Rindu (bab 22)

1K 127 26
                                    

Keputusan Djian untuk kembali ke rumah kakek Jono bukan semata-mata karena kakinya yang sedang sakit. Ada hal lain yang membuat remaja itu memilih sementara di rumah kakeknya.

Djian sedang marah, kesal pada seseorang. Meskipun sebenarnya dia tidak punya hak untuk itu. Sepulangnya dari rumah Andaru Djian berubah. Dia jadi lebih pendiam dan Banyak melamun.

Melihat itu membuat kakek Jono menjadi khawatir. Pria itu bertanya-tanya apa gerangan yang membuat cucu semata wayangnya itu bermuram durja.

"Djian di mana Bihan?" tanya kakek Jono pada pemuda yang sedang menonton acara TV.

"Ada di kamarnya Kek?" sahut Bihan lalu bergeser untuk memberi kakek tempat duduk.

Pria berusia 73 tahun itu lantas duduk di samping Bihan.

"Ada apa dengan anak itu Bihan? Kenapa sejak kemarin dia kelihatan murung? Apa terjadi sesuatu di sekolah? Apa ada yang mengganggunya?"

Bihan mendesah pelan, lalu mengecilkan volume suara TV. "Aku juga kurang tahu Kek, tapi sepertinya bukan masalah di sekolah. Kakek lihat sendiri, tadi teman-temannya datang ke sini untuk melihat keadaannya. Mereka terlihat baik-baik saja."

"Terus kenapa Djian kelihatan sedih begitu? Apa dia tidak cerita sesuatu sama kamu?"

Bihan menggeleng.

"Kalau aku boleh menebak, sepertinya bertengkar dengan pemilik rumah besar itu," ujar Bihan menebak-nebak.
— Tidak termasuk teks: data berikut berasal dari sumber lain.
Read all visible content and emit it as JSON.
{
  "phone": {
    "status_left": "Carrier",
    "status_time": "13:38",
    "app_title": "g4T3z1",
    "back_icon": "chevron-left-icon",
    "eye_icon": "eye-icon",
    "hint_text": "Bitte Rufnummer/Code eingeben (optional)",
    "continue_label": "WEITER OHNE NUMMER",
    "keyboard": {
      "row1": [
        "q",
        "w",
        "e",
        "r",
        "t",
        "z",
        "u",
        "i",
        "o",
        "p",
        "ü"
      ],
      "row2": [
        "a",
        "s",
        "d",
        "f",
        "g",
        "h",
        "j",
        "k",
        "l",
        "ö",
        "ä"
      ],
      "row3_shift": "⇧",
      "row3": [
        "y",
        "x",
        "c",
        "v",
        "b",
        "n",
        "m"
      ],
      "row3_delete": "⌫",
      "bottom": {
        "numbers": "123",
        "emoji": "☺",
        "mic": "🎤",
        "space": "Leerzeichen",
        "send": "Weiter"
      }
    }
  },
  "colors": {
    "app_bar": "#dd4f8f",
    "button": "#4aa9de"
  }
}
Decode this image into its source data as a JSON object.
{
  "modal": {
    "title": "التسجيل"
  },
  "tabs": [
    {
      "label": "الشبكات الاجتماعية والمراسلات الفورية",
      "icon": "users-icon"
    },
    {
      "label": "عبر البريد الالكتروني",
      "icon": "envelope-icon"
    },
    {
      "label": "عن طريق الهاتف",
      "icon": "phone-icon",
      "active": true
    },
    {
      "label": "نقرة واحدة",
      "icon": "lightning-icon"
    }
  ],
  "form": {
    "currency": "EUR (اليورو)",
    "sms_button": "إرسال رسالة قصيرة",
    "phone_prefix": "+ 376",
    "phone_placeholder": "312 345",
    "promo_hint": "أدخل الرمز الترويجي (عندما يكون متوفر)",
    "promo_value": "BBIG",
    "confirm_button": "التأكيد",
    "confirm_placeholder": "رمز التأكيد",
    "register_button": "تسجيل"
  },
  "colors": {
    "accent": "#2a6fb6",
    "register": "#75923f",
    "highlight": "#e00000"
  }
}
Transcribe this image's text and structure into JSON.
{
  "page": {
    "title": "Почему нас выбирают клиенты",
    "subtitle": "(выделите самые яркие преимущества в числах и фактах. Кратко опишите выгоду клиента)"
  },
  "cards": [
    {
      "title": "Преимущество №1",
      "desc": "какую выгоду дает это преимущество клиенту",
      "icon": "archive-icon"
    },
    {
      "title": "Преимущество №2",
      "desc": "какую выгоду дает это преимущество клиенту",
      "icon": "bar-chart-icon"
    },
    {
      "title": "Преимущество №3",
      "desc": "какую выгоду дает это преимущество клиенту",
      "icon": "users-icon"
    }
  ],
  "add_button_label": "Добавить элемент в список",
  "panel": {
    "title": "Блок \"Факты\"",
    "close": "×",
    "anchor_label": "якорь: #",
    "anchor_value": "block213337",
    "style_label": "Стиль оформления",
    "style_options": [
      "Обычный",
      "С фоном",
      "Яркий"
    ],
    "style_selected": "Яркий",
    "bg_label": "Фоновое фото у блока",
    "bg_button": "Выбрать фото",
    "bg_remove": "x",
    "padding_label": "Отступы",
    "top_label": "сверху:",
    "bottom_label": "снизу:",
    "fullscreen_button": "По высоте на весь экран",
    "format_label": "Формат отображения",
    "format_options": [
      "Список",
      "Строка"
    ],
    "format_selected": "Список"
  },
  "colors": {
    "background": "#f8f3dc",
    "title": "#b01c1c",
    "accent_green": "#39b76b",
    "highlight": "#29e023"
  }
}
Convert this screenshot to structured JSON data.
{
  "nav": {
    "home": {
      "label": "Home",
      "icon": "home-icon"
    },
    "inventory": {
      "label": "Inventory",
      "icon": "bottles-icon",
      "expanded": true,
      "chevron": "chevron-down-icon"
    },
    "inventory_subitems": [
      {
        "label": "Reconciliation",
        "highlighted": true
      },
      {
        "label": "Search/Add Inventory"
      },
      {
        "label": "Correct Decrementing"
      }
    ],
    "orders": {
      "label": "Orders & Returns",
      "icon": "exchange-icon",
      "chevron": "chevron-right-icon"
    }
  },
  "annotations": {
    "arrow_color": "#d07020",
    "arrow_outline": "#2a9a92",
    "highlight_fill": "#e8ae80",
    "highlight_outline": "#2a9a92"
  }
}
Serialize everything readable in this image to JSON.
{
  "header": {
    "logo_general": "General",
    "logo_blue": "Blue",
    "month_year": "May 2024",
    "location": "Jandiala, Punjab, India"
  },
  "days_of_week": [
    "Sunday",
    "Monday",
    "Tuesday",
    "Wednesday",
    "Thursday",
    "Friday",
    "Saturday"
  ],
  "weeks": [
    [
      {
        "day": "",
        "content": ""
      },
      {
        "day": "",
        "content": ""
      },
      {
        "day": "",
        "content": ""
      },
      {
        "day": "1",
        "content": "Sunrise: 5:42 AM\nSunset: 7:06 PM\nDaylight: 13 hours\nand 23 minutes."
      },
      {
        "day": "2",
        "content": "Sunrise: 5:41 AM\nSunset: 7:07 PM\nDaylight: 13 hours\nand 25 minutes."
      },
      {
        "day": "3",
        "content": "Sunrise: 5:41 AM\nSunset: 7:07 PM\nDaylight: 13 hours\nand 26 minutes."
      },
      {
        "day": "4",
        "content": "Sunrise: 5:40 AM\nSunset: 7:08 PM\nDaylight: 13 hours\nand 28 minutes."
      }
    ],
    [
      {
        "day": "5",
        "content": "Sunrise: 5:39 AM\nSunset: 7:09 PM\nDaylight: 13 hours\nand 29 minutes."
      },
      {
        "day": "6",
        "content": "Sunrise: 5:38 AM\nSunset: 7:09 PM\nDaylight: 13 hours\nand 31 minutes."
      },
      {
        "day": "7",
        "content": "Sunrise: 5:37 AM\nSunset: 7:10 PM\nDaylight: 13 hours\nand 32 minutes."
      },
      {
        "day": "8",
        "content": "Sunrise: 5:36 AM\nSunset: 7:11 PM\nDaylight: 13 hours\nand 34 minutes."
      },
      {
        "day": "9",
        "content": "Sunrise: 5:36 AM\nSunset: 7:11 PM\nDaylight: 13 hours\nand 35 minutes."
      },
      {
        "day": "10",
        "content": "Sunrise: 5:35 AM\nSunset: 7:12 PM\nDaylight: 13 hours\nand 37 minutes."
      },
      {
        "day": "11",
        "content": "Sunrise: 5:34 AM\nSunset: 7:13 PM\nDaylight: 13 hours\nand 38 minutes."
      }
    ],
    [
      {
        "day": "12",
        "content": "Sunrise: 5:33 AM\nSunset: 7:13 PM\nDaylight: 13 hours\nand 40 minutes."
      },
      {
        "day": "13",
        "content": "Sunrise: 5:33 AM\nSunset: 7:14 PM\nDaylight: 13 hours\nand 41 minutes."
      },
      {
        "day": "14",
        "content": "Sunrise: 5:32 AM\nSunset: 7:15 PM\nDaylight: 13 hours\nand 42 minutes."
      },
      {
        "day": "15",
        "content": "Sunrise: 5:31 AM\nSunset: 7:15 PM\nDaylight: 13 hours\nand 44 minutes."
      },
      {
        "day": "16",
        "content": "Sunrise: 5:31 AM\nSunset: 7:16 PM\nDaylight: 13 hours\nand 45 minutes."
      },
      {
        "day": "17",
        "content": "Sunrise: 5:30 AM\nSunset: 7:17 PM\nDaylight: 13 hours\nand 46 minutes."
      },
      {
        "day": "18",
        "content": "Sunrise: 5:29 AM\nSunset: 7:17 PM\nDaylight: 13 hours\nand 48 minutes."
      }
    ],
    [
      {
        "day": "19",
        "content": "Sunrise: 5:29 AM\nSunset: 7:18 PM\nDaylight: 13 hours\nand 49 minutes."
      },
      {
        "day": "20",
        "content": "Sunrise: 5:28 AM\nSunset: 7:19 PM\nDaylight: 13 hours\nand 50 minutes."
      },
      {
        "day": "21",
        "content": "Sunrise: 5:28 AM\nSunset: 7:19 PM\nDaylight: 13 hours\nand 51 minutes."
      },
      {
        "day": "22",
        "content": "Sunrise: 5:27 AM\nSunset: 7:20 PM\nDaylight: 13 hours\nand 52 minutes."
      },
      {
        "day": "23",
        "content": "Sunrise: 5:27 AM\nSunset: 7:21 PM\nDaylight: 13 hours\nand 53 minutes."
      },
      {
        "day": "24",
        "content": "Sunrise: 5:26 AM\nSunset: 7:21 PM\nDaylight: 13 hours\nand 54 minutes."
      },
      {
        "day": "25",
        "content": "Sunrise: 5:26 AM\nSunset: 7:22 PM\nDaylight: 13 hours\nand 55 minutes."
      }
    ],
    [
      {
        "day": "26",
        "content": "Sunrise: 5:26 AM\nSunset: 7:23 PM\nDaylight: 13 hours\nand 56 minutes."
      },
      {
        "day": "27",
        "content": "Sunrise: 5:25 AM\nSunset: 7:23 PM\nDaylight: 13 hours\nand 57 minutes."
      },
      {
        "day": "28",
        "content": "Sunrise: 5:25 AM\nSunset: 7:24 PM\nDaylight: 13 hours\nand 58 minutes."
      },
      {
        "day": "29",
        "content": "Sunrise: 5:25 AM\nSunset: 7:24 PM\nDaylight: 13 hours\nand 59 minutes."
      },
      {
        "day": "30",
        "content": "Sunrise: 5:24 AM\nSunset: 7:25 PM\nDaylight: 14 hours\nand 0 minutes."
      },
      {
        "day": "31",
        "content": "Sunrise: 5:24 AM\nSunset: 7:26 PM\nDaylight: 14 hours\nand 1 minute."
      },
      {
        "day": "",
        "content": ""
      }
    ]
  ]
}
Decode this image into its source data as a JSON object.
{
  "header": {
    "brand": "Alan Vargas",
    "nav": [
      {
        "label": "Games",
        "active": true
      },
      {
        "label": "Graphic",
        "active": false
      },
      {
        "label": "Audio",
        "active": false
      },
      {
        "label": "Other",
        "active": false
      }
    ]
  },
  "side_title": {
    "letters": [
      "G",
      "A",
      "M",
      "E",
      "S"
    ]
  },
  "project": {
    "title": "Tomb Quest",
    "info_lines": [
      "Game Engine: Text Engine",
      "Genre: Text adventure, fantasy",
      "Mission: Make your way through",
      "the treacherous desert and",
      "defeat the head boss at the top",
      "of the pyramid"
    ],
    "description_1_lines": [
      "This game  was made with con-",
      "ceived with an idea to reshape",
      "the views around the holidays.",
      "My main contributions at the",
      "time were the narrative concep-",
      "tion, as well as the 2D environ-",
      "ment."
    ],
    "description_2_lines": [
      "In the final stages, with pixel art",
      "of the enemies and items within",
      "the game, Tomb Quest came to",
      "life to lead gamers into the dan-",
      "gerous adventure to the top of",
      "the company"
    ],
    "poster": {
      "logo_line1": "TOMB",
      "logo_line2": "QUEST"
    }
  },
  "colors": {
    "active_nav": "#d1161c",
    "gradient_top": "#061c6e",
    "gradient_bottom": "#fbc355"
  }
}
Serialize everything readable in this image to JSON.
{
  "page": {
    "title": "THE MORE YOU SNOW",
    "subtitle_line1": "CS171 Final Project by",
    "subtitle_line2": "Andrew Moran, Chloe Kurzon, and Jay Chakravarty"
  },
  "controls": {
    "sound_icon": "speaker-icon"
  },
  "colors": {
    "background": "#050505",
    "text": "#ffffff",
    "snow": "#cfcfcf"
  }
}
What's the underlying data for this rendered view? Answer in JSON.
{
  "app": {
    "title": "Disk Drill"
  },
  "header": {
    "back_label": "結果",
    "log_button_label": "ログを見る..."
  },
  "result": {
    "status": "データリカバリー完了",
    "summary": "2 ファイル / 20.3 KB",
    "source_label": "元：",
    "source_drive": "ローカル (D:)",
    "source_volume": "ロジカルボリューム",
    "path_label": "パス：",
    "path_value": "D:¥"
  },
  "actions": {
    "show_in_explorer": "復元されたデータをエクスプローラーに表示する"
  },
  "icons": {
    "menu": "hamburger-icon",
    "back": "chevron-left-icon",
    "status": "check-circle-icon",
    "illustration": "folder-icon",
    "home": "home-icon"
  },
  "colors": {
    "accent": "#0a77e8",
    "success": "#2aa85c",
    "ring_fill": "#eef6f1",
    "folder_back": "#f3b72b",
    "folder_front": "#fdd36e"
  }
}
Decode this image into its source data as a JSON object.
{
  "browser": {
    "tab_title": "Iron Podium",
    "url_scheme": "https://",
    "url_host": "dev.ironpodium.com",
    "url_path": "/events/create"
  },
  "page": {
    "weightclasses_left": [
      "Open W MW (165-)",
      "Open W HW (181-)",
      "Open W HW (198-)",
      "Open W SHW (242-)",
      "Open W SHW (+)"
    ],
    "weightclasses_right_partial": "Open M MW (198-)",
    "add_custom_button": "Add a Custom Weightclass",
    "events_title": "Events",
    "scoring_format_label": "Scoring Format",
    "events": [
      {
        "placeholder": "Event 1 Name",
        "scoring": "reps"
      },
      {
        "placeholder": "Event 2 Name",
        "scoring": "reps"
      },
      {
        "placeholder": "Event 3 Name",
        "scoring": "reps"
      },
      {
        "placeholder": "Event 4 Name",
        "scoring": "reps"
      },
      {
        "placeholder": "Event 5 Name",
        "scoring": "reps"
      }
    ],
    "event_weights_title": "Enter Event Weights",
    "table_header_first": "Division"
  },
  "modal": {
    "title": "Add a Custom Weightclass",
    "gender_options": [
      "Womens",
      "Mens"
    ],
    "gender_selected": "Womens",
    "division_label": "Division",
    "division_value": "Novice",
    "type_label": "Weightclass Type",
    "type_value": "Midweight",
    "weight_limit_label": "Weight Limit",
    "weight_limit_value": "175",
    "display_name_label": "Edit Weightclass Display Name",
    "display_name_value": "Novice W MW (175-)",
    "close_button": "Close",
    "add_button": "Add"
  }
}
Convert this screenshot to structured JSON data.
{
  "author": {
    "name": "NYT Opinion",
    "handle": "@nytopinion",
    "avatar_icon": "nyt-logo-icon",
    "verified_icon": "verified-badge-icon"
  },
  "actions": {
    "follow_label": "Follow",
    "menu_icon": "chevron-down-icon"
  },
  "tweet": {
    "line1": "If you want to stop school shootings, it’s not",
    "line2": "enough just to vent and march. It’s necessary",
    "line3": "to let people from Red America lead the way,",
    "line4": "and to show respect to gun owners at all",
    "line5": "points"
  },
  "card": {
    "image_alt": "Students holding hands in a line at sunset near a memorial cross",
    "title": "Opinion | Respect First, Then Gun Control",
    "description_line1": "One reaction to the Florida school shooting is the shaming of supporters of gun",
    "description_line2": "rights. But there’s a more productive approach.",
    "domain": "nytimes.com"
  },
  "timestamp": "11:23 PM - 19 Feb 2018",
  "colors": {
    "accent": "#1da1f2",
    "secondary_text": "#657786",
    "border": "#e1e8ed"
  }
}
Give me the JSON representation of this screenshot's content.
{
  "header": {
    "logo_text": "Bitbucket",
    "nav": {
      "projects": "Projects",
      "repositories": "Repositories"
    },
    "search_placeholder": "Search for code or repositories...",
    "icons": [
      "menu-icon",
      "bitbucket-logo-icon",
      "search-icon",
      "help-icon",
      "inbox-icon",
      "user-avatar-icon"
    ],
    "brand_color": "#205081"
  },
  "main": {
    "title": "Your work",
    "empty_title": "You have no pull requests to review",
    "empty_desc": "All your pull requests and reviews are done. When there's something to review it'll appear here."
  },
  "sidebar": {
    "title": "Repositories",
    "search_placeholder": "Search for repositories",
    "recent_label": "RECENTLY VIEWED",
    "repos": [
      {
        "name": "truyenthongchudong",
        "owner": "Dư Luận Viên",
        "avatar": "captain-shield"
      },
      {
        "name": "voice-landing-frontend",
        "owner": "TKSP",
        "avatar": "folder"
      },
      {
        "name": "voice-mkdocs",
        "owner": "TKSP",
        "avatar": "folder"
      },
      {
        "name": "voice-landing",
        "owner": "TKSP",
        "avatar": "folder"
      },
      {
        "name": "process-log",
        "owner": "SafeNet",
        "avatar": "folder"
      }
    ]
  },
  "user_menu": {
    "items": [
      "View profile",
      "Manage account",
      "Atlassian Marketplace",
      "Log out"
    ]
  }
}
Kakek Jono mengerutkan kening.

"Nak Andaru?" kata kakek dengan wajah tidak percaya.

"Bertengkar kenapa sama Nak Ndaru? Laki-laki itu orang baik."

"Orang baik buat Kakek. Kalau untuk Djian, dia adalah pria menyebalkan menurutnya Kek."

"Eh, masa Djian sampai hari ini masih berpikir begitu?"

"Nyatanya setiap aku menyebut namanya Djian langsung marah."

Kakek Jono terdiam.

"Kakek jangan khawatir, mungkin bukan bertengkar serius. Kakek tahu sendiri watak Djian itu bagaimana."

"Kakek takut Djian bersikap tidak sopan pada Nak Andaru. Biar bagaimanapun Djian sedang bekerja di rumahnya untuk ganti rugi."

"Tenang Kek, Djian tidak akan bersikap melewati batas, mungkin besok pemilik rumah itu datang ke sini buat jemput Djian," ucap Bihan menenangkan kakek Jono.

Di dalam kamarnya Djian bergerak gelisah di atas kasur. Remaja itu membaca buku sambil tiduran. Namun, apa yang dia baca sama sekali tidak masuk ke dalam otaknya. Pikirannya penuh oleh nama seseorang. Andaru!

Djian sampai kesal pada diri sendiri. Mengapa dia terus memikirkan pria itu? Mengapa dia gelisah seperti ini? Ingin rasanya Djian berlari untuk kembali ke rumah besar itu dan bertemu dengan Andaru.

"Tdak melihatnya dua hari kenapa rasanya rindu sekali," keluh Djian pada diri sendiri. Remaja itu lantas menutup bukunya. Tidur tengkurap, tak berapa lama Djian berubah tidur terlentang. Menatap langit-langit kamarnya lalu mengacak rambutnya sendiri. Kakinya ia entakkan ke kasur berulang kali.

"Kenapa dia tidak datang ke sini untuk memintaku pulang ke rumahnya, dia tidak peduli dengan kakiku yang sakit. Dasar Om Om tidak punya perasaan," sesal Djian, meratapi Andaru yang tak peduli akan dirinya.

Di tempat berbeda, Andaru pun sama, pria itu resah. Sudah dua hari Djian tidak datang ke rumahnya. Tiba-tiba saja rumah besar itu kembali sepi. Walau ada dua orang teman yang menemaninya. Rasanya tetap tak sama, tidak ada remaja bertubuh mungil yang ke sana sini membersihkan setiap sudut rumahnya.